Но можно ли вытравить память о совершенном преступлении? Память об убийствах пропитала весь сад, каждую травинку, каждый цветок, как кровь пропитывает землю.
Кем же были эти несчастные, доставленные сюда, по-видимому, из разных лагерей, подвергнутые пытке страхом, предшественники Колесникова по эксперименту?
Колесникову представилось, как вдоль стены, подгоняемые змеиным свистом, бегут мужчины и женщины, крича, плача, таща за собой за руку маленьких детей.
Последний порыв ветра — и люди, цепляясь друг за друга, падают, прыгают, катятся вниз. Финальная фаза эксперимента! Наблюдатель, оторвавшись от объектива перископа, делает запись в журнале опытов…
Так под мерно моросящим дождем до конца раскрылась перед Колесниковым суть сада. Застенок? Не просто застенок. Полигон для испытания ядовитого газа. Пыточный вольер!
Слабое позвякивание за спиной! Он оглянулся. Суставчатая труба, торчавшая на краю обрыва, медленно удлинялась. А! Поднимается линза перископа! Ищет Колесникова. Вероятно, подойдя к ней слишком близко, он исчез из поля обзора.
Со скрипом и лязгом механизм сада-полигона возобновил свою работу.
Не отрываясь Колесников смотрел на стеклянный шар, подножие которого все удлинялось. Соглядатай! Это и был тот соглядатай, который прятался среди кустов и деревьев и неотступно сопровождал Колесникова в его «прогульках». Их было много в саду, этих соглядатаев, они как бы передавали подопытного последовательно друг другу. С помощью этих стеклянных глаз кто-то, сидя за своим письменным столом в доме, изучал поведение узников сада, ни на секунду не выпуская их из поля зрения.
И он был неутомимым работягой. С поспешностью сбрасывая непригодных с обрыва, жадно принимался за новеньких, методично, согласно заранее выработанному плану занятий анализируя их поведение — под шквальными ударами ветра, пахнущего резедой.
Для последней проверки Колесников сделал шаг в сторону. Негромкий лязг, тонкое вкрадчивое позвякивание! Описав полуоборот, стеклянный глаз изменил свое положение.
Да, перископ.
Между тем ветер уже поднялся в саду. Сорванные с веток листья кружились у ног, вентиляторы взволнованно стрекотали в траве, сыпались с деревьев потревоженные капли. Но Колесников не замечал ничего. Видел над собой только этот холодно поблескивавший, нагло выпученный стеклянный глаз.

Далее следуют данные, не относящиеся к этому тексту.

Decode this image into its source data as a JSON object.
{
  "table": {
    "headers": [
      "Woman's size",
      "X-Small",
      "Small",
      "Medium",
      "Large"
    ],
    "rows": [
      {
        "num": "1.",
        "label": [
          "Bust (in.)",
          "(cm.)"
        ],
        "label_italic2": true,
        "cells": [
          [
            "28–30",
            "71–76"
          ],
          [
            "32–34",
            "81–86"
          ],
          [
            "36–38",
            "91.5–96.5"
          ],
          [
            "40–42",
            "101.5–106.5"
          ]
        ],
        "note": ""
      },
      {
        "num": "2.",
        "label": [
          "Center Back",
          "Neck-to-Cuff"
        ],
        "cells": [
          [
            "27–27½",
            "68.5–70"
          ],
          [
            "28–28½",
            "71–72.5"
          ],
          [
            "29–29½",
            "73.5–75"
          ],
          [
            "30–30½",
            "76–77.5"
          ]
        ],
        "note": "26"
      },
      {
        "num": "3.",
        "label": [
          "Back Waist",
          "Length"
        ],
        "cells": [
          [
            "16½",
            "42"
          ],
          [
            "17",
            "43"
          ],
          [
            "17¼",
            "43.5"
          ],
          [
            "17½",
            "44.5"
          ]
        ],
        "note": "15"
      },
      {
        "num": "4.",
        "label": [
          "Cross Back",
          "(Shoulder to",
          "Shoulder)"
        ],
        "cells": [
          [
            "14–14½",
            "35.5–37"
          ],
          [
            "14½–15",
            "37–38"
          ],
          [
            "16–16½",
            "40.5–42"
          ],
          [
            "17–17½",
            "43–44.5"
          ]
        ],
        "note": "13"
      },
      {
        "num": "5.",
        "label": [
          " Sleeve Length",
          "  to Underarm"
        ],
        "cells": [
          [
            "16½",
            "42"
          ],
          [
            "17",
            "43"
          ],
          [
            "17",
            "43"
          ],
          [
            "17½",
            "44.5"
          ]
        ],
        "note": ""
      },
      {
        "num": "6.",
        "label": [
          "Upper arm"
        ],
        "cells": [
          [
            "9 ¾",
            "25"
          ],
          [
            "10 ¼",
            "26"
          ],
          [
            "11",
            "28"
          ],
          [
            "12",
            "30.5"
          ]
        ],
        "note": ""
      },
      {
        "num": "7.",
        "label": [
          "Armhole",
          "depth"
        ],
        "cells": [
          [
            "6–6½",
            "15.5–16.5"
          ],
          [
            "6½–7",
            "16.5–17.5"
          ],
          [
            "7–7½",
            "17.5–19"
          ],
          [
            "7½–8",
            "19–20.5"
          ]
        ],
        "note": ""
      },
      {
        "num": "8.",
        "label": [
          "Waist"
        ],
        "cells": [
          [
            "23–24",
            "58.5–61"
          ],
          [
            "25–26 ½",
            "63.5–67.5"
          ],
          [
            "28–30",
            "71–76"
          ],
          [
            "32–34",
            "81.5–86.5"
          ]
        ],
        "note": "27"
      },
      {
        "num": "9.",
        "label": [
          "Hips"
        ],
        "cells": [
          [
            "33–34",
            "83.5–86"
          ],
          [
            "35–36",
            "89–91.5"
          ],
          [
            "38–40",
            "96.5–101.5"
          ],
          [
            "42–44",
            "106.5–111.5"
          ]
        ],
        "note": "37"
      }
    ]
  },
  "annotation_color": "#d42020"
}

Он подумал: «А, трусливый, тонкоголосый фриц! Ты спрятался у себя в доме? Отсюда не дотянуться до твоего горла. Но я собью с тебя твои стекляшки!»
Этого, конечно, нельзя было делать. Надо бы выждать, притвориться. Но Колесников не умел притворяться. И он сорвался. Обеими руками схватил шест, налег на него плечом. Толчок! Еще толчок!
Когда-то он был очень силен, участвовал в соревнованиях флотских гребцов. Но если бы в то время предложили ему вывернуть такой вот шест из земли, он отказался бы. А теперь, потеряв в плену былую спортивную форму, измученный, тощий — кожа да кости, не раздумывая, бросился на этот шест, и тот затрепетал, как былинка, в его руках.
Все плыло, качалось вокруг. Ветер негодующе свистел и выл в саду. Ветки деревьев пригибались чуть ли не до земли. Мокрая от дождя трава ложилась рядами, будто скошенная невидимой косой.